Сказы и сказки - Борис Шергин
Шрифт:
Интервал:
Закладка:
Этот котел Маркел присудил оленьему пастуху. Пастух не в убытке: котел-медник дороже оленя.
Художество
Маркел Ушаков насколько был именитый мореходец, настолько опытный судостроитель.
В молодые свои годы он обходил морские берега, занимаясь выстройкой судов. Знал столярное и кузнечное дело; превосходно умел чертить и переписывать книгу. Все свои знания Маркел объединял словом «художество».
Спутник и ученик Маркела, Анфим Иняхин, спросил Маркела:
— Когда же мы сядем на месте, дома заниматься художеством?
Маркел отвечал:
— Кто же теперь отнимет у нас наше художество? Художество места не ищет.
Маркел говаривал:
— Пчела куда ни полетит, делает мед. Так и художный мастер: куда ни придет, где ни живет, зиждет доброту (создает красоту).
У работы Маркел любил петь песню. Скажет, бывало.

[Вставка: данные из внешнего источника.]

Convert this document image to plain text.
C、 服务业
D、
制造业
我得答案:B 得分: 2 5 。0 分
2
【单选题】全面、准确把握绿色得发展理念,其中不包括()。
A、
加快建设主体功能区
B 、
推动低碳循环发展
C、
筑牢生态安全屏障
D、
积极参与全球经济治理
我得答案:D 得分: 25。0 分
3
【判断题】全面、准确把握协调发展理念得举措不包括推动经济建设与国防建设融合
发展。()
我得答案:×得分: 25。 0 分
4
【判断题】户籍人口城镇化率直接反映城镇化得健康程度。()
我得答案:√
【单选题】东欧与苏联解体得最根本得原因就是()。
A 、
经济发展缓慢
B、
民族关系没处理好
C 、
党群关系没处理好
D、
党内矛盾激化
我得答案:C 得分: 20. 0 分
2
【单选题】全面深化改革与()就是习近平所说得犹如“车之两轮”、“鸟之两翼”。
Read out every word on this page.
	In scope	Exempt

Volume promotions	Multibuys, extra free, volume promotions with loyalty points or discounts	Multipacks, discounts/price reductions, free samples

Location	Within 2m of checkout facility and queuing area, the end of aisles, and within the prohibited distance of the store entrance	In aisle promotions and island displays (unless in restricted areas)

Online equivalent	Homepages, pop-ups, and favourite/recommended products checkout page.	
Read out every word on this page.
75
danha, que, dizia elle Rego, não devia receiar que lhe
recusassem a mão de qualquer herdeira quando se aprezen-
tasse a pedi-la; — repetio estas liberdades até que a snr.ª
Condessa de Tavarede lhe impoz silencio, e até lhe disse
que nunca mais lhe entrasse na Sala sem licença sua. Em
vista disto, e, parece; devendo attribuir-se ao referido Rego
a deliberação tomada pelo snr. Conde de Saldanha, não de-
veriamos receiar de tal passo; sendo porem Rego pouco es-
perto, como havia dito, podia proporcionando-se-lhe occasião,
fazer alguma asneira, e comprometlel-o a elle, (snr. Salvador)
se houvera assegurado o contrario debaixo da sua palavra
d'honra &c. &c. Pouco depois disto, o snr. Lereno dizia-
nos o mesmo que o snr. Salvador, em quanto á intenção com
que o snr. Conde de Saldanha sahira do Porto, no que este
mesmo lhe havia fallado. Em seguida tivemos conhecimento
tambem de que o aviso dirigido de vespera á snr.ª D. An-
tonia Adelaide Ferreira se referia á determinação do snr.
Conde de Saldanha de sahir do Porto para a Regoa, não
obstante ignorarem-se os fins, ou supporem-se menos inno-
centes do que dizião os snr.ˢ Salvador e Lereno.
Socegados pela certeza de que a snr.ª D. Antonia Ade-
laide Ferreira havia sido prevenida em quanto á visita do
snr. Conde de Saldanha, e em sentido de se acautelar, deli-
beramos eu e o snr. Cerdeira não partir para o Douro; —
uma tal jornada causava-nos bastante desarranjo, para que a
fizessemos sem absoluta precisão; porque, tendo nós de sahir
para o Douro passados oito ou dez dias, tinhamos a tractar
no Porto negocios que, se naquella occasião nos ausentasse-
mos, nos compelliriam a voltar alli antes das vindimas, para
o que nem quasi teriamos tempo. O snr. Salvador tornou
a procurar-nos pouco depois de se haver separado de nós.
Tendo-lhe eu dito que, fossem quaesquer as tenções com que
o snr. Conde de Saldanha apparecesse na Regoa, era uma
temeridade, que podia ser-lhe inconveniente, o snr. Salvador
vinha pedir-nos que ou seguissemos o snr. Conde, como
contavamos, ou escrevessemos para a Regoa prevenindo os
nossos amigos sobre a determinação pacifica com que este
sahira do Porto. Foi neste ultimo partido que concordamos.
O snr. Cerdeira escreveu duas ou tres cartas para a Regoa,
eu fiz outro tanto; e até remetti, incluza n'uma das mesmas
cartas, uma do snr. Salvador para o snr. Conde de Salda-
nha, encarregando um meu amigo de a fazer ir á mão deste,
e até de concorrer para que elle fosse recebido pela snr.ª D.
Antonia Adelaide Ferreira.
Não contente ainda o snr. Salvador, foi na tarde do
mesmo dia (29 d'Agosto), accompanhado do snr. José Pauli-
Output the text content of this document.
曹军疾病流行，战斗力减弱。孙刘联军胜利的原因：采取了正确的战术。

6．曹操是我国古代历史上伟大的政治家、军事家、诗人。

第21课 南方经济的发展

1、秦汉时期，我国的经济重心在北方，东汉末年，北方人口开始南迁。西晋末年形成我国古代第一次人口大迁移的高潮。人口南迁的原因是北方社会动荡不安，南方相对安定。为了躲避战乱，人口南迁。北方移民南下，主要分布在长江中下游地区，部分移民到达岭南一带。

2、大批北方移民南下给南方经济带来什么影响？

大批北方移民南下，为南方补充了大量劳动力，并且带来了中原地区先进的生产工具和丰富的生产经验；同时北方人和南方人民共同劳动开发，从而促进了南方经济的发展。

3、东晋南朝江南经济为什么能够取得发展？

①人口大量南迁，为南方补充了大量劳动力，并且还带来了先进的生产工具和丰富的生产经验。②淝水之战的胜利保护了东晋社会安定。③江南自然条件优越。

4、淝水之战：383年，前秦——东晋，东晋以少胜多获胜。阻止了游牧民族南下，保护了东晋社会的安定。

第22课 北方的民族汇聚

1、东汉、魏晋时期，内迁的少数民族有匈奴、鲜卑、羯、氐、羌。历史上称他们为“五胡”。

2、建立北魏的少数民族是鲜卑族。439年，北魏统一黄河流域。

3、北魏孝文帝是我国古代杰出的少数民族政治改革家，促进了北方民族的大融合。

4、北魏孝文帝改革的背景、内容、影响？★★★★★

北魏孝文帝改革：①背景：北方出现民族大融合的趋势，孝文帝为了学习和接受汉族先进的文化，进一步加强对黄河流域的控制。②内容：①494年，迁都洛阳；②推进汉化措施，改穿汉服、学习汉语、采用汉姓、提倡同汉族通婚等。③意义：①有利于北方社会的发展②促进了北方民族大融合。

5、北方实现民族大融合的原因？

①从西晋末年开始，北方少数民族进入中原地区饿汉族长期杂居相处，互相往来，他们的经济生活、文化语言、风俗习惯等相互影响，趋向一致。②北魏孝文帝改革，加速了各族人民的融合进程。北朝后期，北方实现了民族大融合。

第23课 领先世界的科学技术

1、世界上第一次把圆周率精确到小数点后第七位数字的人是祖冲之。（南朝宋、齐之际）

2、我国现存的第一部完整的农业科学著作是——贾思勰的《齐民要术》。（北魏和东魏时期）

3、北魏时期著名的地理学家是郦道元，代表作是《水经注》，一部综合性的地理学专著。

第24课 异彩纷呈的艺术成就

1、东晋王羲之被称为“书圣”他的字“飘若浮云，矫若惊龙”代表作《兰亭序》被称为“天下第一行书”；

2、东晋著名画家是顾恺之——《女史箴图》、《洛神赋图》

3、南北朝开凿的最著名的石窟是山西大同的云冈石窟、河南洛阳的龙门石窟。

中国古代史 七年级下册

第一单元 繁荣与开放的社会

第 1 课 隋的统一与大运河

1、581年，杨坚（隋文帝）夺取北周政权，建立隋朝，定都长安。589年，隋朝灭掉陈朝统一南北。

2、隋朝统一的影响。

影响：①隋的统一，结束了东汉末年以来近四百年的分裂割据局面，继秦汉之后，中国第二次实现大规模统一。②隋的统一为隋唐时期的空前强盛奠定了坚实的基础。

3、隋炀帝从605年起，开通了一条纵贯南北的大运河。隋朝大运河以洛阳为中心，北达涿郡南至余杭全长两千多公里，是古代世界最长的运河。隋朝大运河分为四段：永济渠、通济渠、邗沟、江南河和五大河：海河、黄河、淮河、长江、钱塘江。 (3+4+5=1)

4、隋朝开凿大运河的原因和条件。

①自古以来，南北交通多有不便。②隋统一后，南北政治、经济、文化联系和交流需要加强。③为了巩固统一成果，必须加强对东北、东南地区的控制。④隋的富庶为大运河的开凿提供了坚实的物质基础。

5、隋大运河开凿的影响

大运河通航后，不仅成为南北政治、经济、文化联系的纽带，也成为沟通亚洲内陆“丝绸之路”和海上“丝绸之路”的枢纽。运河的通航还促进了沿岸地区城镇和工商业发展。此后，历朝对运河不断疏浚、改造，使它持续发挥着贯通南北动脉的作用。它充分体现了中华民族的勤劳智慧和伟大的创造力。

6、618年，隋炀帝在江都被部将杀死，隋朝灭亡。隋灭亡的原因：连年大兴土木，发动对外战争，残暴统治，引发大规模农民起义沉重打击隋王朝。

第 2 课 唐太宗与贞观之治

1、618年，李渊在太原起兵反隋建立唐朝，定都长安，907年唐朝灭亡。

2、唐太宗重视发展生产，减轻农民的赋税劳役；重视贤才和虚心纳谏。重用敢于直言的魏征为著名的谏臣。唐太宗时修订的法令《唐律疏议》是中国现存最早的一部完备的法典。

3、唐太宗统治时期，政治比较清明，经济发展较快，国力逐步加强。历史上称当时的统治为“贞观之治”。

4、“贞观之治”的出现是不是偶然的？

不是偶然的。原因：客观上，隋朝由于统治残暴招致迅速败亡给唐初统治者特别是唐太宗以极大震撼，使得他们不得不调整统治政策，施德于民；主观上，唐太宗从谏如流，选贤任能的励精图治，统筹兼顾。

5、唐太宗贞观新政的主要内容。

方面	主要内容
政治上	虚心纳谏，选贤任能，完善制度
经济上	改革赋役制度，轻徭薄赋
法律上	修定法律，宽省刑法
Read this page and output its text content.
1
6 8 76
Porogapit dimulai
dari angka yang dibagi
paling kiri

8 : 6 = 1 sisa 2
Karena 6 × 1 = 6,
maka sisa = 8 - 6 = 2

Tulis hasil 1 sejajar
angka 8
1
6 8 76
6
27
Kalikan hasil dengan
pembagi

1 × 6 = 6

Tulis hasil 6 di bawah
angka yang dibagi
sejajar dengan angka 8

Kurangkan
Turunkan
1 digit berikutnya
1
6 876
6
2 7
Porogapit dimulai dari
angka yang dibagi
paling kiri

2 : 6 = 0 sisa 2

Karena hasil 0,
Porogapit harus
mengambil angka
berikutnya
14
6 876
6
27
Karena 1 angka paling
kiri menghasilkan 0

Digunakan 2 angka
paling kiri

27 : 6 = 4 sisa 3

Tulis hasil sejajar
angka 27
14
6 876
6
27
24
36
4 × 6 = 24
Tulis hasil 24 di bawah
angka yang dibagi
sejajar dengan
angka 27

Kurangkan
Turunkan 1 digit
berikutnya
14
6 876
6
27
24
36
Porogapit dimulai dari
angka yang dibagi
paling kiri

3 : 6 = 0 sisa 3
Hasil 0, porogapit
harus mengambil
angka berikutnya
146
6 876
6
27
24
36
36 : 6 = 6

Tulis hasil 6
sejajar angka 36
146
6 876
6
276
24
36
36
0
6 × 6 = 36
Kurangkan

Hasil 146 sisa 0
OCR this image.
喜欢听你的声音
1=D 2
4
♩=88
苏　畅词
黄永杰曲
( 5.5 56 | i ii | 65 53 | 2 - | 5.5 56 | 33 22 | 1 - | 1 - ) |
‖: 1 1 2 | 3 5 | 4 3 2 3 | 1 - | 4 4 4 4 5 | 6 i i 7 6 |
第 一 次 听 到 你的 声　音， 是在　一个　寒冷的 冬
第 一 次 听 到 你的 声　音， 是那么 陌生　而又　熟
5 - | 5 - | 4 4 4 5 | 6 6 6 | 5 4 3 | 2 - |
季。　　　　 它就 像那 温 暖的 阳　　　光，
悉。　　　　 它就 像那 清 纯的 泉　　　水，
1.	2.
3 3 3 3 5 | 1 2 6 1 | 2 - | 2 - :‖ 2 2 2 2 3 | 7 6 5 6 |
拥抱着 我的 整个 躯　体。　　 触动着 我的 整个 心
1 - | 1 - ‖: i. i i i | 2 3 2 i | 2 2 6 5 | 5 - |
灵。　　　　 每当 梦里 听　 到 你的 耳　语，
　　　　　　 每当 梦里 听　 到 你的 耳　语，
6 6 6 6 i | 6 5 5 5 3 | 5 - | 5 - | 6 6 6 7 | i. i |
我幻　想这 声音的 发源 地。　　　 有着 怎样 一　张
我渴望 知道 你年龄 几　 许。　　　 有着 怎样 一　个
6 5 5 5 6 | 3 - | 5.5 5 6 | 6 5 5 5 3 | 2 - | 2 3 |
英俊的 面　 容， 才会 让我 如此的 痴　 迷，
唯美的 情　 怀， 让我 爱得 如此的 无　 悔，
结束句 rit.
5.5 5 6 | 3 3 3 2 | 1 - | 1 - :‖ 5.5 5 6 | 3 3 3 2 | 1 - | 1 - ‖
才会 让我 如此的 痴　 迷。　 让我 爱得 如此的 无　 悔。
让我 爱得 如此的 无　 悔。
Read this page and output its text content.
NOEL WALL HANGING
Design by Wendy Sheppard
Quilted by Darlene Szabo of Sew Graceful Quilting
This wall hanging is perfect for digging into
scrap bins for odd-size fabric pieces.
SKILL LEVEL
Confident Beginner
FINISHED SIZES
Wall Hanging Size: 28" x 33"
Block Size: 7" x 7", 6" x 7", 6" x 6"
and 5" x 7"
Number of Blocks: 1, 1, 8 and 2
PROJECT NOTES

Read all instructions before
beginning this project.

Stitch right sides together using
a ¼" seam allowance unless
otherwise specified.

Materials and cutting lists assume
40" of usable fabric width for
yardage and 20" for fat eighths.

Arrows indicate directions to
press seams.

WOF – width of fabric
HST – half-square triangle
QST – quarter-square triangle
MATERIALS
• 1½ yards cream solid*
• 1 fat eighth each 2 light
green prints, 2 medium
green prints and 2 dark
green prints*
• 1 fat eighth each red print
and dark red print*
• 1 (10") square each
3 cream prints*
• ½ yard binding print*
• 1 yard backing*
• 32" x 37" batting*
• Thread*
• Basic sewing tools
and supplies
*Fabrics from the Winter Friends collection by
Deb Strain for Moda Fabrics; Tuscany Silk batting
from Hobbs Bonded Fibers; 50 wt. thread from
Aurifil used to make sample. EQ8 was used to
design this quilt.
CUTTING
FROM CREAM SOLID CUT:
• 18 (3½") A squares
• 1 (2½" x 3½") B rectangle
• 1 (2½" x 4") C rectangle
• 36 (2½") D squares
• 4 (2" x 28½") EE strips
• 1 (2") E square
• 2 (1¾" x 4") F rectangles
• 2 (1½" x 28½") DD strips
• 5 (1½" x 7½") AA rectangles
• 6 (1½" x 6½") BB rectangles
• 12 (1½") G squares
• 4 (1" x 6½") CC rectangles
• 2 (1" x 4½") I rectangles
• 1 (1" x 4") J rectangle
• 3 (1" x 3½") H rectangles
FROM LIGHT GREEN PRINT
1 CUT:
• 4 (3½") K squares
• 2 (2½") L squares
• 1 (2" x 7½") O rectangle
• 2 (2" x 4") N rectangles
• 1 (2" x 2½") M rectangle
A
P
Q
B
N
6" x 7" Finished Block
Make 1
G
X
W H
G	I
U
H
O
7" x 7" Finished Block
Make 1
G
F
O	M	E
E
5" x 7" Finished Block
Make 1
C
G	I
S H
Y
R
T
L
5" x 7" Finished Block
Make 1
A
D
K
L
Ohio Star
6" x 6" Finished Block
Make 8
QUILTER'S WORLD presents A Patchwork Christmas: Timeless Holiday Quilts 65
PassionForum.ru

— Сапожник ли, портной ли, столяр ли — поют за работой. Нам пример путник с ношей. Песней он облегчает труд путешествия.
Ничтожный срок
Корабельные мастера и работные люди от пяти берегов Двинской губы собрались в Соломбальской слободе выслушать отчет своих выборных людей и воочию увидеть Лисестровскую верфь — любимое детище всех пяти берегов.
Собрались не в раз и не в час. Кого держала непогода, кто намелился, кого водило в лесах. Наконец скопились сполна. К началу собрания подоспел Панкрат Падиногин, артельный стряпчий, отъезжавший в Поморье.
Выборные люди стали докладываться, всяк по своей части. Каждый из них тут же получал оценку своей деятельности. Григорий Гневашев докладывал:
— Я удоволил Лисестровские анбары дорогим припасом, красным лесом. Хватит на два года при большом расходе.
Собрание спрашивает:
— За какое время ты управил это дело?
Панкрат отвечает:
— Начал с осени, по первому снегу. Завершил с началом навигации.
Собрание говорит:
— Значит, девять месяцев. Срок немалый. Благодарим, но ничего выдающегося тут нет.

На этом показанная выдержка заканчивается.